Facing cancellation of your auto insurance policy? Know the rules of the road
Anyone can make a mistake. You’ve been busy at work, you’ve been traveling or you just plain forgot. For whatever reason, your auto insurance bill didn’t get paid.
Of course, your auto insurance company wants its money. If you failed to pay your premium, your auto insurance policy can be canceled. Another reason for cancellation: You gave false or misleading information on your insurance application.
A policy cancellation typically occurs within 10 to 15 days of you receiving written notification from your auto insurer, according to Dan Weedin, an insurance and risk management consultant in Seattle. A non-renewal takes longer — about 30 to 60 days. Racking up too many claims is one reason for non-renewal. By the way, cancellation happens during the policy period, while non-renewal occurs at the end of the policy period.
Room to maneuver?
Consumers may have some wiggle room with an auto insurer in a cancellation situation – especially if the consumer has a good track record with that company.
|A good track record with your auto insurance company may give you some breathing room if you’re in jeopardy of losing your coverage.|
“It really depends on the insurer and what state you reside in, but you stand a good chance of reinstating your insurance simply by calling your insurance company,” says Pete Moraga, a spokesman for the Insurance Information Network of California, an industry trade group. “Most insurers still want you as a customer.”
“That said, you may lose any discounts you’ve accumulated and you might be charged a higher amount (of money),” Moraga says. “But if it’s your first lapse, your insurance will likely want to do business with you.”
Auto insurance customers have another ace in their pocket. Insurers in most states must tell customers how much cash they owe before a policy essentially is tossed.
In late 2010, the State of New York was able to reinstate the policies of 73 consumers whose auto insurance policies canceled for non-payment of premiums. According to the New York State Insurance Department, the auto insurer improperly canceled those policies by failing to notify consumers how much money was due.
“Consumers must be treated fairly and there are requirements in place to make sure that happens,” New York Insurance Superintendent James Wrynn said in a statement. “One of those requirements is the obligation of an insurance company to make sure a consumer knows how much is owed on a premium before the insurer acts to cancel for non-payment.”
It’s not just about notifying auto insurance customers about the amount of money that consumers owe. In New York, for example, auto insurance companies also must:
• Give customers 15 days from the date a cancellation notice is mailed to halt the cancellation by paying the premium.
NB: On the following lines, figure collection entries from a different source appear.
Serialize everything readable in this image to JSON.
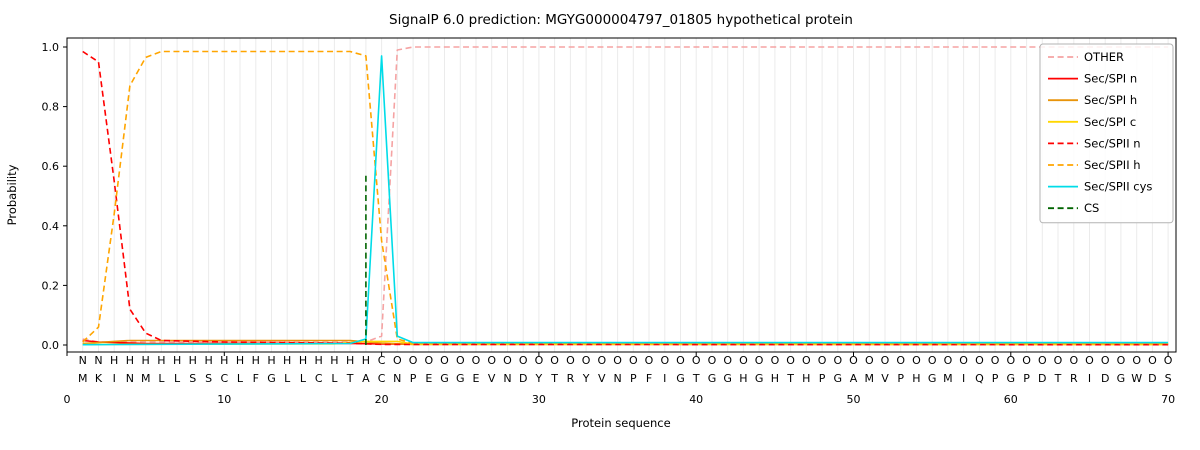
{
  "chart_data": {
    "type": "line",
    "title": "SignalP 6.0 prediction: MGYG000004797_01805 hypothetical protein",
    "xlabel": "Protein sequence",
    "ylabel": "Probability",
    "xlim": [
      0,
      70.5
    ],
    "ylim": [
      -0.02,
      1.03
    ],
    "xticks": [
      0,
      10,
      20,
      30,
      40,
      50,
      60,
      70
    ],
    "yticks": [
      0.0,
      0.2,
      0.4,
      0.6,
      0.8,
      1.0
    ],
    "grid": "vertical-line-per-residue",
    "legend_position": "upper right",
    "series": [
      {
        "name": "OTHER",
        "color": "#f5a3a3",
        "dash": true,
        "points": [
          [
            1,
            0.02
          ],
          [
            2,
            0.01
          ],
          [
            19,
            0.01
          ],
          [
            20,
            0.03
          ],
          [
            21,
            0.99
          ],
          [
            22,
            1.0
          ],
          [
            70,
            1.0
          ]
        ]
      },
      {
        "name": "Sec/SPI n",
        "color": "#ff0000",
        "dash": false,
        "points": [
          [
            1,
            0.015
          ],
          [
            2,
            0.01
          ],
          [
            5,
            0.005
          ],
          [
            18,
            0.005
          ],
          [
            21,
            0.003
          ],
          [
            70,
            0.003
          ]
        ]
      },
      {
        "name": "Sec/SPI h",
        "color": "#e8940a",
        "dash": false,
        "points": [
          [
            1,
            0.005
          ],
          [
            3,
            0.012
          ],
          [
            4,
            0.015
          ],
          [
            18,
            0.015
          ],
          [
            20,
            0.006
          ],
          [
            22,
            0.002
          ],
          [
            70,
            0.002
          ]
        ]
      },
      {
        "name": "Sec/SPI c",
        "color": "#ffd700",
        "dash": false,
        "points": [
          [
            1,
            0.002
          ],
          [
            17,
            0.004
          ],
          [
            19,
            0.012
          ],
          [
            21,
            0.012
          ],
          [
            22,
            0.003
          ],
          [
            70,
            0.002
          ]
        ]
      },
      {
        "name": "Sec/SPII n",
        "color": "#ff0000",
        "dash": true,
        "points": [
          [
            1,
            0.985
          ],
          [
            2,
            0.95
          ],
          [
            3,
            0.55
          ],
          [
            4,
            0.12
          ],
          [
            5,
            0.04
          ],
          [
            6,
            0.015
          ],
          [
            10,
            0.01
          ],
          [
            18,
            0.006
          ],
          [
            20,
            0.002
          ],
          [
            70,
            0.001
          ]
        ]
      },
      {
        "name": "Sec/SPII h",
        "color": "#ffa500",
        "dash": true,
        "points": [
          [
            1,
            0.01
          ],
          [
            2,
            0.06
          ],
          [
            3,
            0.44
          ],
          [
            4,
            0.87
          ],
          [
            5,
            0.965
          ],
          [
            6,
            0.985
          ],
          [
            18,
            0.985
          ],
          [
            19,
            0.97
          ],
          [
            20,
            0.35
          ],
          [
            21,
            0.02
          ],
          [
            22,
            0.006
          ],
          [
            70,
            0.005
          ]
        ]
      },
      {
        "name": "Sec/SPII cys",
        "color": "#00dce8",
        "dash": false,
        "points": [
          [
            1,
            0.001
          ],
          [
            18,
            0.005
          ],
          [
            19,
            0.02
          ],
          [
            20,
            0.97
          ],
          [
            21,
            0.03
          ],
          [
            22,
            0.008
          ],
          [
            70,
            0.008
          ]
        ]
      }
    ],
    "cs_marker": {
      "name": "CS",
      "x": 19,
      "top": 0.58,
      "color": "#006400",
      "dash": true
    },
    "annotation_row": "NNHHHHHHHHHHHHHHHHHCOOOOOOOOOOOOOOOOOOOOOOOOOOOOOOOOOOOOOOOOOOOOOOOOOO",
    "annotation_colors": {
      "N": "#ff0000",
      "H": "#ffa500",
      "C": "#00c5d4",
      "O": "#8c8c8c"
    },
    "sequence": "MKINMLLSSCLFGLLCLTACNPEGGEVNDYTRYVNPFIGTGGHGHTHPGAMVPHGMIQPGPDTRIDGWDS"
  }
}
• Tell customers that a policy cancellation will result in notification to the state Department of Motor Vehicles that a vehicle is uninsured and, therefore, subject to revocation of your driver’s license and vehicle registration.
• Mail the cancellation notice to the address that’s on file for the insured person. The state’s Insurance Department recommends that if you move, you should notify your auto insurance company — in writing — about the change of address.
Read the fine print
Moraga, the Insurance Information Network of California spokesman, says that it’s the consumer’s responsibility to make payments on time — or face the consequences.
“The rules are spelled out right there in the contract,” he says. “Insurers feel they have stated what they provide and what the customer must provide – so you have to check your contract and read your (billing) statements.”
If a canceled policy situation goes downhill, many states do have mechanisms in place to get the policy reinstated. That usually means opting for an “appeal” through your state insurance office.
If the appeal involves non-payment of a premium, “it might be as simple as getting the premium in before the allotted time expires,” Weedin says. “If it’s for false information, there won’t be any recourse.”
For non-renewals, there’s more time to appeal, Weedin says. Often, it’s a case of convincing your local agent to go to bat for you and see whether there’s a chance to negotiate.
However, a jilted policyholder can’t take a non-renewal case to court unless there’s proof that the insurer acted in “bad faith,” Weedin says. An example of bad faith “might be an insurer singling out one insured customer but allowing others to get away with the same problem,” he says.
One step consumers should take is to ask an insurer before both sides sign on the bottom line about what procedures are used in policy cancellations and non-renewals — and what it would take for you to keep your coverage.